Sitemap

Build || Search

4 min readJul 17, 2024

--

On growing mattresses, the Library of Babel, DARPA and software configuration. How flexible systems collect complexity.

Internet shopping

To anyone that has ever done any internet shopping this thought might have occurred: “Does the internet offer every possible object for sale?“

To test this, think of a thing that might be purchased. Then try to find a site that sells what you imagined. Whether you came up with a neon yellow rubber chicken, a silver ring that tells time, or a plant that doubles as a pen holder, chances are you can find it. I think this illustrates how, given time and pressure, systems stretch to contain all realities possible within their boundaries.

Growing mattresses

Remove those boundaries and a new type of reality occurs. In the universe of The Hitchhiker’s Guide to the Galaxy you would not have to bother with internet shopping. You could steer your spaceship to the nearest planet that grows the object you are interested in, because:

“… in an infinitely large Universe such as, for instance, the one in which we live, most things one could possibly imagine, and a lot of things one would rather not, grow somewhere.”

If your ship gets decent mileage to the gallon this may work just as well, but you’ll need a good map. The problem has shifted from creating the right thing to finding the right thing. Or maybe that was the challenge all along.

The Library of Babel

An interesting middle ground between those two realities is described in Borges’ Library of Babel. The library contains all possible books of a defined length*:

“ … each bookshelf holds thirty-two books identical in format; each book contains four hundred ten pages; each page, forty lines; each line, approximately eighty black letters.”

“ For every rational line or forthright statement there are leagues of senseless cacophony, …”

This is a system with clear, hard constraints, still enveloping such a maddening amount of possibilities that writing the complete works of Shakespeare would be less work than finding them.

System yoga

Remember when you first got that business requirement that the system you were about to build had to be “flexible”? I’m sure you also went back to your desk scratching your head about that one. I generally ended up adding some extra configuration options and left it at that.

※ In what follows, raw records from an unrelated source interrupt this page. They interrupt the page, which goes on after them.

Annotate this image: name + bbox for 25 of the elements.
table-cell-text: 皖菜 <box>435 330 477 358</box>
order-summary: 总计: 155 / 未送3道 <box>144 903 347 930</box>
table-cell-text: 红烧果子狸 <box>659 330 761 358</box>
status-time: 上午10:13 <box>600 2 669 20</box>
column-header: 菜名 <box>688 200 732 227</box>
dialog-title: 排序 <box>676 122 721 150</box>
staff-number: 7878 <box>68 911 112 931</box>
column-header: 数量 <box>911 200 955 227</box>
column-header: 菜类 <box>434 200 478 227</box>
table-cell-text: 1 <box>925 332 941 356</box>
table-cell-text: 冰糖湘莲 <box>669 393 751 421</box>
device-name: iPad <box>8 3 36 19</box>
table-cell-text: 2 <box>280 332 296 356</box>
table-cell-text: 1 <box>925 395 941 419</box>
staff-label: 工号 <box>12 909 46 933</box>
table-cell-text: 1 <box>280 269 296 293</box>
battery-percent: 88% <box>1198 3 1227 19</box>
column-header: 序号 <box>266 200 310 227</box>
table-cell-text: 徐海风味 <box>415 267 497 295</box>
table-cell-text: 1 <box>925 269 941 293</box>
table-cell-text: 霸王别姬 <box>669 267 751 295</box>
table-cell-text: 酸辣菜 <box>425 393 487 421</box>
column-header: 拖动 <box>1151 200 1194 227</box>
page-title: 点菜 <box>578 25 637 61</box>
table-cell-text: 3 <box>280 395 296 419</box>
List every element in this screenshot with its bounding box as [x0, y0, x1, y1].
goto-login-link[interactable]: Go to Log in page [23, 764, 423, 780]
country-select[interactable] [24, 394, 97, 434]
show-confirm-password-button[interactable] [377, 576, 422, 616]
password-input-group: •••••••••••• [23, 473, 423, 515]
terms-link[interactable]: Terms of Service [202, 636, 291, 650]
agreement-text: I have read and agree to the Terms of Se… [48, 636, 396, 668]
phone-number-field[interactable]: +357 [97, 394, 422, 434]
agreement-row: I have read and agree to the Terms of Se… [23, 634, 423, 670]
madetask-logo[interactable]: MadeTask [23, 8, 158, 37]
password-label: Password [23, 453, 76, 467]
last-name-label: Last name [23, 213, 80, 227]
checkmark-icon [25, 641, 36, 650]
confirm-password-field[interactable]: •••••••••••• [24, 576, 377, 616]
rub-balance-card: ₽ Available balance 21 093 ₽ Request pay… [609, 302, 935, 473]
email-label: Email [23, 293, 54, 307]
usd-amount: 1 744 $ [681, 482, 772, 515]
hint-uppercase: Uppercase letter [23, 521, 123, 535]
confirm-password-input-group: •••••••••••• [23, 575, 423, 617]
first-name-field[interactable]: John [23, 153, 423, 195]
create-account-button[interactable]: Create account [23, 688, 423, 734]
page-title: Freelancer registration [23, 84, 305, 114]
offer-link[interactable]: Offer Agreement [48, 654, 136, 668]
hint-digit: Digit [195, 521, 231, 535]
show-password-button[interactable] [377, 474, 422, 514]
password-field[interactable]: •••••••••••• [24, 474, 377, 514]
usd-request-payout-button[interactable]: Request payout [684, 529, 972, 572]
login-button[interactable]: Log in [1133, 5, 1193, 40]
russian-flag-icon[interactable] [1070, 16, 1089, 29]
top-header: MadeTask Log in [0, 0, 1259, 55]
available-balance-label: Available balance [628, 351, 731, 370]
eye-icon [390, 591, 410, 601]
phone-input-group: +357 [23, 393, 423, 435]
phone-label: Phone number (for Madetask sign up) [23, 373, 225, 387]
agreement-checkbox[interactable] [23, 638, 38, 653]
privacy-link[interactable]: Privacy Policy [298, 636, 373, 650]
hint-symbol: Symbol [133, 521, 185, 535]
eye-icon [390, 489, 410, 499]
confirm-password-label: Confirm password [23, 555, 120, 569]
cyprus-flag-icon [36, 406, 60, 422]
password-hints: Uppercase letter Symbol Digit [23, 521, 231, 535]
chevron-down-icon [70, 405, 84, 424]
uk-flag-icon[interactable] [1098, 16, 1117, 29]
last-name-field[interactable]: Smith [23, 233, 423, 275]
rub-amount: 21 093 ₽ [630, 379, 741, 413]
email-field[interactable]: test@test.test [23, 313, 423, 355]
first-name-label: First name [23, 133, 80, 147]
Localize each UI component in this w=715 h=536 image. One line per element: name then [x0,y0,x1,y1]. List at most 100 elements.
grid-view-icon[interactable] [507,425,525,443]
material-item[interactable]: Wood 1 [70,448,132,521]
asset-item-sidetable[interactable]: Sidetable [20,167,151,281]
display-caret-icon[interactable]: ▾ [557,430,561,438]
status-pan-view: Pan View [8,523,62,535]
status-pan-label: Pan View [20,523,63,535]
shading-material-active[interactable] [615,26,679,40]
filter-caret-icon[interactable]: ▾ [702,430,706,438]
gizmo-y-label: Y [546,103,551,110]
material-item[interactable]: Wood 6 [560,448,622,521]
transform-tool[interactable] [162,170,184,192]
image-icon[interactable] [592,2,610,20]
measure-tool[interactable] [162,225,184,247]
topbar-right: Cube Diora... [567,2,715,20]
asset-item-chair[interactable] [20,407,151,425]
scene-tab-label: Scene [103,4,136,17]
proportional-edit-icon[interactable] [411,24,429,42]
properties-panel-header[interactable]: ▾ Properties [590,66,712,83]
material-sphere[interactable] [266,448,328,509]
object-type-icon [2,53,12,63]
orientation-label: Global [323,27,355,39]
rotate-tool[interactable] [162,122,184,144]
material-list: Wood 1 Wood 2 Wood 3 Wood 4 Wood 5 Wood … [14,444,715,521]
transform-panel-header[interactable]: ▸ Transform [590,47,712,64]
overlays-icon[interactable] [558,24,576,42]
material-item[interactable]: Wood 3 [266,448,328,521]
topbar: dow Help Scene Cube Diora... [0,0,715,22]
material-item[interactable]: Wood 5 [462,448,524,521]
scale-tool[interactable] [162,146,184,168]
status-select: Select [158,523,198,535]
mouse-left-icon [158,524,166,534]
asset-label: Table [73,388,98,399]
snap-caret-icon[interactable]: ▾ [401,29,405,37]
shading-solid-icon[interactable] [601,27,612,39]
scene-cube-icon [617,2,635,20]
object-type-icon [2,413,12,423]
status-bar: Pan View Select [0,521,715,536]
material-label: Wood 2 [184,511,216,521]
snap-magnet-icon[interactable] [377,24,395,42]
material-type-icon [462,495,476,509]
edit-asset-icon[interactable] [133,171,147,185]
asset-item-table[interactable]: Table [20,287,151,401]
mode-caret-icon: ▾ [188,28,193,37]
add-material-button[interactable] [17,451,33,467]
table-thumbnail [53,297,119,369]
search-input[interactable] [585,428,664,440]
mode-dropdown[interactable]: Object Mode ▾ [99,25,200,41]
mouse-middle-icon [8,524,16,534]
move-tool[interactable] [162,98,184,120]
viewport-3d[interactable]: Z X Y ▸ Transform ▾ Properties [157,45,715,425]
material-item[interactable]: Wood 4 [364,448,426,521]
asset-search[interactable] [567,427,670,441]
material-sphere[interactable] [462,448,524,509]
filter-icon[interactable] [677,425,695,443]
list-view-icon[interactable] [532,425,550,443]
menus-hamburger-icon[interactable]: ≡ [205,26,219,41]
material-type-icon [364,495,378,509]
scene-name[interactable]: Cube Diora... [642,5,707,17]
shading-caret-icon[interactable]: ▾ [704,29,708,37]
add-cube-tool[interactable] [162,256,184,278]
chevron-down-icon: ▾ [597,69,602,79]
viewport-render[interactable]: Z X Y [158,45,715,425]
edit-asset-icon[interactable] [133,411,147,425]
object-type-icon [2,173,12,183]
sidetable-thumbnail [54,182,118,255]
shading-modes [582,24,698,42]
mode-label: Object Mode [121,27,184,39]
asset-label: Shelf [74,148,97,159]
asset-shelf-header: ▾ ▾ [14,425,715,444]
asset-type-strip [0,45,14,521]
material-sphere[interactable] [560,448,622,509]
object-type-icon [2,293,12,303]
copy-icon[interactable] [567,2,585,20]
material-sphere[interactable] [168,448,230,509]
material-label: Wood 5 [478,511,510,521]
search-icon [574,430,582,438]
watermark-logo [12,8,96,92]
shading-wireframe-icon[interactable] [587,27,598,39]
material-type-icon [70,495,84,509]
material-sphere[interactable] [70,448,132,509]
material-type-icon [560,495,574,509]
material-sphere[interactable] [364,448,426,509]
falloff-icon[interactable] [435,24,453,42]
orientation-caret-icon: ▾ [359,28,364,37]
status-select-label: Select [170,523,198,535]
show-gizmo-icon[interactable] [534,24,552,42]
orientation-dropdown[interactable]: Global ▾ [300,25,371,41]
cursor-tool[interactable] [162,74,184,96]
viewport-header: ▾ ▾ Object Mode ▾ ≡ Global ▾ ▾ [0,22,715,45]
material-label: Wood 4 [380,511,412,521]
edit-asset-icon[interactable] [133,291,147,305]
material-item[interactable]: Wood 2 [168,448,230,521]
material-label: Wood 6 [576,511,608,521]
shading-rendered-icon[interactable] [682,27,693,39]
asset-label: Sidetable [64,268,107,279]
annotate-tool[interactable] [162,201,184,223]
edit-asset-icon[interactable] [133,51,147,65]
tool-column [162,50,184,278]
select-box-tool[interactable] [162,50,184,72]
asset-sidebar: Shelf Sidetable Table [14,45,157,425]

Years later, when consultants came pitching their systems as flexible, I got suspicious.

Engineering time is a scarce resource in almost any company. And that’s a good thing. It forces us to think about what we need most urgently and helps prevent the business wasting time and money implementing trivial features. It also makes flexible configuration seem like a good idea. We can now change system behavior without spending valuable engineering time. The problem is though, … we will.

Config only

The more configurable a system is, the more possible realities it can contain. Lack of engineering time creates the right pressure to configure the system in surprising ways. Given enough time it will absorb realities that no one dreamt of when building it. Just like DARPA was unlikely to imagine that the resilient communication network they were building would become so useful to sell fluffy rainbow unicorn slippers. (Yes, at least 40 options available for purchase).

“Highly configurable” is a polite term for carelessly constrained. A pocket of chaos waiting to emerge. Soon the code cannot be safely changed because creative users have configured the system in unexpected ways. The system’s behavior can no longer be understood through its code, so it can not be understood at all. This makes any kind of change a hazardous adventure.

Building or searching

We like to say we build software, create architectures, lay foundations. Maybe building is an appealing analogy because it is associated with physical architecture, our most durable cultural expressions. But is it accurate?

Because Borges’ library and the Hitchhikers universe already contain all their possibilities the dominant problem becomes search. When we think of creating software as implementing the constraints that best model the business reality, that reality also already exists in full. In a complex business a big part of the development effort becomes discovery and analysis. Searching for the rules that will limit the complexity the system can contain. This search can easily take more time and effort than implementing the construct that will hold those constraints.

We need to search the chaotic reality carefully to find the patterns we need to include. The deeper the search, the stronger the constraints can be. That does not always mean adding more detail. Often it is better to make hard choices about what edge cases are not relevant enough to support.

The quality of the search largely determines the quality of the system.

So maybe the core problem is search after all.

* Although in the story the library is described as “perhaps infinite”, the amount of possible books it can contain is not. The constraints applied by Borges limit the library to a large, but finite number of unique possibilities.